Her şey kurucu iradenin beklentileri, çekirdek değerleri, faaliyet alanı, bölge, stratejik kaynaklar, müşteri ile iletişim şekli, kullanılan teknoloji, ihtiyaç duyulan çalışan profili, rakipler, pazarın derinliği ve kapsamı bağlamında aşağıdan yukarıya doğru kurgulanmalı ve yukarıdan aşağı da son şekli verilmelidir.


Organizasyonlar esnek dinamik modellerle günün değişen koşullarına uygun olarak kendilerini sürekli güncellemelidir.

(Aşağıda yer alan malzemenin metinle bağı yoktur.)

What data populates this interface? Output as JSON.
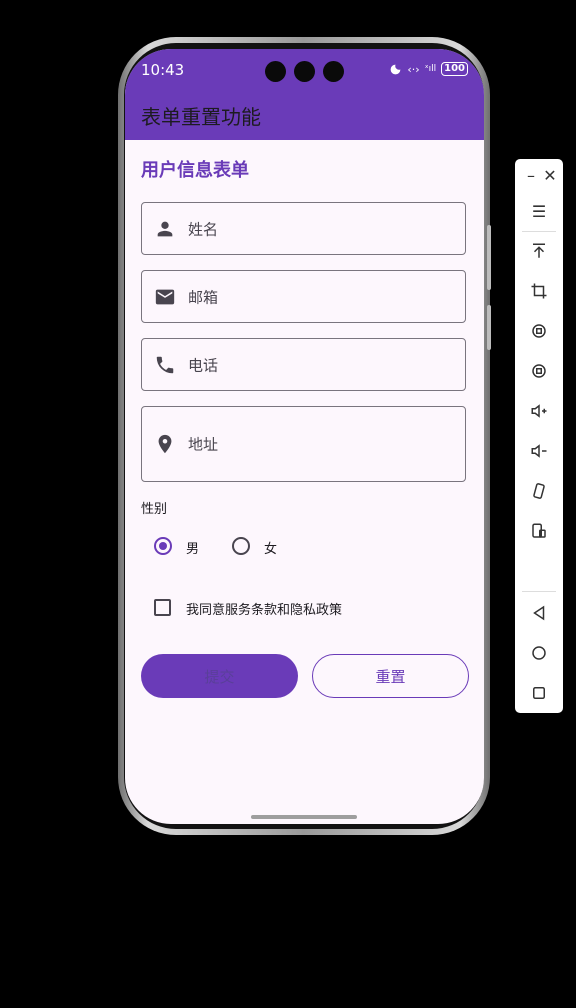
{
  "status_bar": {
    "time": "10:43",
    "battery": "100",
    "network": "‹·›",
    "signal": "ˣıll"
  },
  "app_bar": {
    "title": "表单重置功能"
  },
  "form": {
    "title": "用户信息表单",
    "fields": [
      {
        "name": "name",
        "placeholder": "姓名",
        "icon": "person-icon"
      },
      {
        "name": "email",
        "placeholder": "邮箱",
        "icon": "mail-icon"
      },
      {
        "name": "phone",
        "placeholder": "电话",
        "icon": "phone-icon"
      },
      {
        "name": "address",
        "placeholder": "地址",
        "icon": "location-icon"
      }
    ],
    "gender_label": "性别",
    "gender_options": [
      {
        "label": "男",
        "selected": true
      },
      {
        "label": "女",
        "selected": false
      }
    ],
    "agree_label": "我同意服务条款和隐私政策",
    "agree_checked": false,
    "submit_label": "提交",
    "reset_label": "重置"
  },
  "colors": {
    "primary": "#6a3bb8",
    "background": "#fdf7fd"
  }
}
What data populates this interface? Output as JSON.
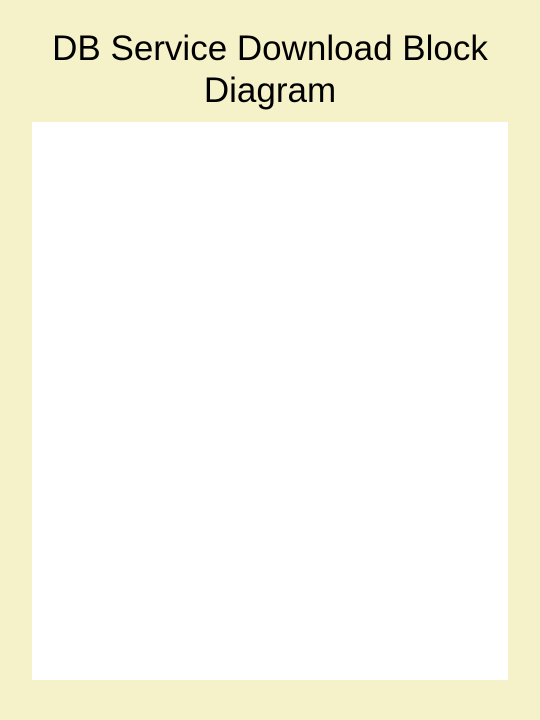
{
  "title_line1": "DB Service Download Block",
  "title_line2": "Diagram"
}
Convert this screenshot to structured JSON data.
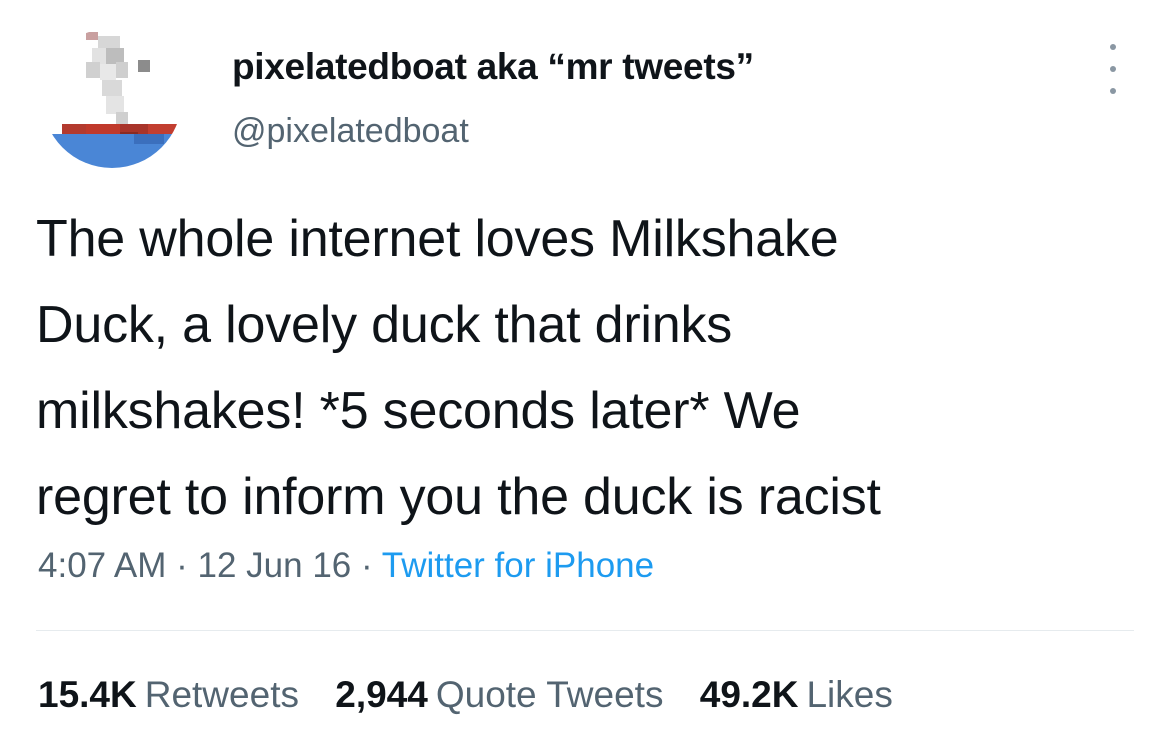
{
  "user": {
    "display_name": "pixelatedboat aka “mr tweets”",
    "handle": "@pixelatedboat",
    "avatar_icon": "pixel-boat-avatar"
  },
  "tweet": {
    "lines": [
      "The whole internet loves Milkshake",
      "Duck, a lovely duck that drinks",
      "milkshakes! *5 seconds later* We",
      "regret to inform you the duck is racist"
    ]
  },
  "meta": {
    "time": "4:07 AM",
    "separator": " · ",
    "date": "12 Jun 16",
    "source": "Twitter for iPhone"
  },
  "stats": {
    "retweets_count": "15.4K",
    "retweets_label": "Retweets",
    "quotes_count": "2,944",
    "quotes_label": "Quote Tweets",
    "likes_count": "49.2K",
    "likes_label": "Likes"
  },
  "colors": {
    "text": "#0f1419",
    "secondary": "#536471",
    "link": "#1d9bf0",
    "avatar_sea": "#4a86d6",
    "avatar_hull": "#c0392b"
  }
}
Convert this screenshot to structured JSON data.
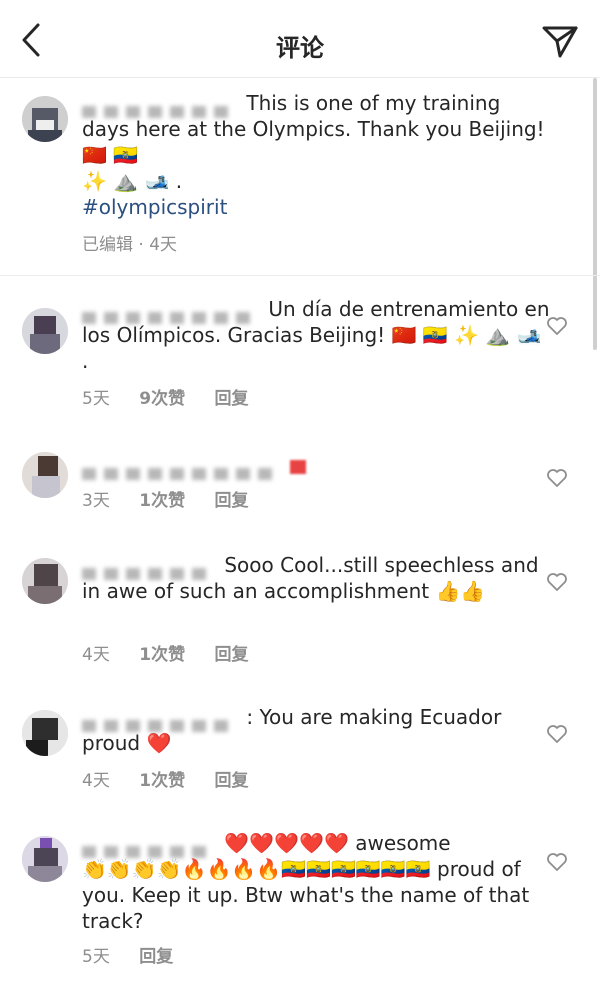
{
  "header": {
    "title": "评论"
  },
  "caption": {
    "text": "This is one of my training days here at the Olympics. Thank you Beijing!",
    "emojis_line1": "🇨🇳 🇪🇨",
    "emojis_line2": "✨ ⛰️ 🎿 .",
    "hashtag": "#olympicspirit",
    "meta": "已编辑 · 4天"
  },
  "comments": [
    {
      "text": "Un día de entrenamiento en los Olímpicos. Gracias Beijing!",
      "emojis": "🇨🇳 🇪🇨 ✨ ⛰️ 🎿 .",
      "time": "5天",
      "likes": "9次赞",
      "reply": "回复"
    },
    {
      "text": "",
      "emojis": "",
      "time": "3天",
      "likes": "1次赞",
      "reply": "回复"
    },
    {
      "text": "Sooo Cool...still speechless and in awe of such an accomplishment",
      "emojis": "👍👍",
      "time": "4天",
      "likes": "1次赞",
      "reply": "回复"
    },
    {
      "text": ": You are making Ecuador proud",
      "emojis": "❤️",
      "time": "4天",
      "likes": "1次赞",
      "reply": "回复"
    },
    {
      "text_pre": "❤️❤️❤️❤️❤️",
      "text": "awesome",
      "emojis": "👏👏👏👏🔥🔥🔥🔥🇪🇨🇪🇨🇪🇨🇪🇨🇪🇨🇪🇨",
      "text_post": "proud of you. Keep it up. Btw what's the name of that track?",
      "time": "5天",
      "reply": "回复"
    }
  ]
}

Bütün bunlardan sonra kurumsallaşma ve markalaşma yolculuğuna birlikte çıkabilirler. O halde her kuruluş ekonomik ve toplumsal yapı içinde kendini tanımlamalı ve rolünü günün gereklerine, yarının gelişmekte olan ihtiyaçlarına göre oynamalıdır. Bu bilincin insanın "Biz" içinde "Ben" diyebilmesinden, birey olarak toplum içinde vatandaş olabilmesinden farkı yoktur.


Kâr bir kuruluşun amacı değil, topluma sunulan ürün ve hizmetlerin bir ödülüdür.


Kuruluş sürecini eksik bıraktığı halde yıllardır piyasada var olan şirketlere rastlıyorum. O zaman “Demek ki, o parçalar olmadan da hayatta kalınabiliyor” diyebilirsiniz. Ama ne pahasına? Buna “Bir tüplük yerde üç tüple derin dalış yaparak çarçur edeceğiniz bol kaynağınız varsa, bir süre için sorun yaşamazsınız” cevabını verebilirim. Süreyi sorarsanız da, sektörel öğrenmenin içinde bulunduğu evre, iş modeli, yönetim yapınız, risk yönetimi, rekabet vb. parametrelere bağlı olarak 6 aydan 20 yıla kadar gidebildiğini söyleyebilirim. 40 yıllık şirketler bile olabilir. Onları bekleyen akıbet, eğer yeniden yapılanma veya el değiştirme gibi bir enerji yüklemesi olmaz ise, önünde sonunda parçalanarak küçülme veya çöküşten başka bir şey değildir. Zamanında elde edilen kaynakların can simidi olarak aşırı ölçüde kullanılmasıyla, bugün için varlığını sürdürmeyi başarabilen şirketlerin gelecekte de aynı durumlarıyla var olabileceği gibi bir iyimserlik yanıltıcı olacaktır. Kaldı ki kaynakların da sınırsız olmadığını hatırlatmam gerekiyor.


Kuruluş olma bilincinin kazanılmasında ise bazı zorluklar var. Organizasyonların kendilerine bakışta subjektif (öznel) olmaları veya iç körlük yaşamaları gibi nedenlerle bunu başarmaları veya farkına varmaları pratikte pek mümkün olmuyor. İşte bu noktada organizasyona dışarıdan bakabilen bir yönetim danışmanlığı hizmetinin rolü ortaya çıkmaktadır.

Kuruluş süreci tamamlandıktan sonra (bu süre tamamen şirket yönetiminin kararlılığına bağlıdır)  her türlü piyasa koşulunda işleyen, bulunduğu kabın şeklini alabilen bir mekanizma oluşturmak için öncelikle zihniyetlerde dönüşüm başlatarak, hiç tamamlanmayacak bir süreç olan kurumsallaşma yolculuğuna çıkılabilir.